Reply: This was edited according to the suggestion of the reviewer, and a new reference (no. 6) was included as support.

Q4. Page 6/7 there is a paragraph in bold which shouldn't be.

Reply: We thank the reviewer for pointing out this editing oversight, which was corrected accordingly.

 

Reviewer 2 Report

This is the era of immunogenomic and personalized medicine. The immunologists are struggling to understand and learn genomics. In some reviews, authors with different backgrounds are trying to describe the successes of ”immunotherapy in the marriage between genomics and immunology”.

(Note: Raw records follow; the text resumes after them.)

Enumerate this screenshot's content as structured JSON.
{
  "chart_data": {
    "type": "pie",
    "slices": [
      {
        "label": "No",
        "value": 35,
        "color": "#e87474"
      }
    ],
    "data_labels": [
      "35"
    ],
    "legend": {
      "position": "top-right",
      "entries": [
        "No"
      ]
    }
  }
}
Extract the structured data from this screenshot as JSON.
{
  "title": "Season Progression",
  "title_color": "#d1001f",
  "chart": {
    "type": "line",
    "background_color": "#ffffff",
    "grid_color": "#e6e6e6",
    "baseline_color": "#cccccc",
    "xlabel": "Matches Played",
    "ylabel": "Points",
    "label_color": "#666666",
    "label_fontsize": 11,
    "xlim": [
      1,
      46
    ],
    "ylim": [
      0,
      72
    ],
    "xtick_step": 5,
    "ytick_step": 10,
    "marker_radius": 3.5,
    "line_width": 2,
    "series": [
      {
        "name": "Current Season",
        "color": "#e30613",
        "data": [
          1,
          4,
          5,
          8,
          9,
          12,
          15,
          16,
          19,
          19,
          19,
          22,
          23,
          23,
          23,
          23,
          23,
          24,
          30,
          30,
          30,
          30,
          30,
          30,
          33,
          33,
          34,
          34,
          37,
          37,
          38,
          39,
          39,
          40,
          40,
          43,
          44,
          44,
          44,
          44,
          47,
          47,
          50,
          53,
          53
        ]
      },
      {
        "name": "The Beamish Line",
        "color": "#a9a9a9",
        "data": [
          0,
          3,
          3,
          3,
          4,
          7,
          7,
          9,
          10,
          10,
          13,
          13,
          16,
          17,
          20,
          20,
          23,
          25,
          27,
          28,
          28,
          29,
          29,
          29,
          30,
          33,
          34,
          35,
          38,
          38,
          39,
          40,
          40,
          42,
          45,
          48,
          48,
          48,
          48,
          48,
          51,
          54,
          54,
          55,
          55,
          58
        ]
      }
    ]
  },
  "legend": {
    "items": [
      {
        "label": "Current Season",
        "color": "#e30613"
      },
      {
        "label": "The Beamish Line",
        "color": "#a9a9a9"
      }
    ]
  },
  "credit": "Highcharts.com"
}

I believe that the authors must strive to describe briefly at least the link between genomics and immunology/immunotherapy.

Author Response

Q1. This is the era of immunogenomic and personalized medicine. The immunologists are struggling to understand and learn genomics. In some reviews, authors with different backgrounds are trying to describe the successes of ”immunotherapy in the marriage between genomics and immunology”. I believe that the authors must strive to describe briefly at least the link between genomics and immunology/immunotherapy.

Reply: According to the suggestion of the Reviewer, we added a paragraph (section 7) of about 400 words dealing with the link between genomic and immunologic markers in glioma, highlighting the role of “the marriage between genomics and immunology” in the context of glioma biomarkers and therapy.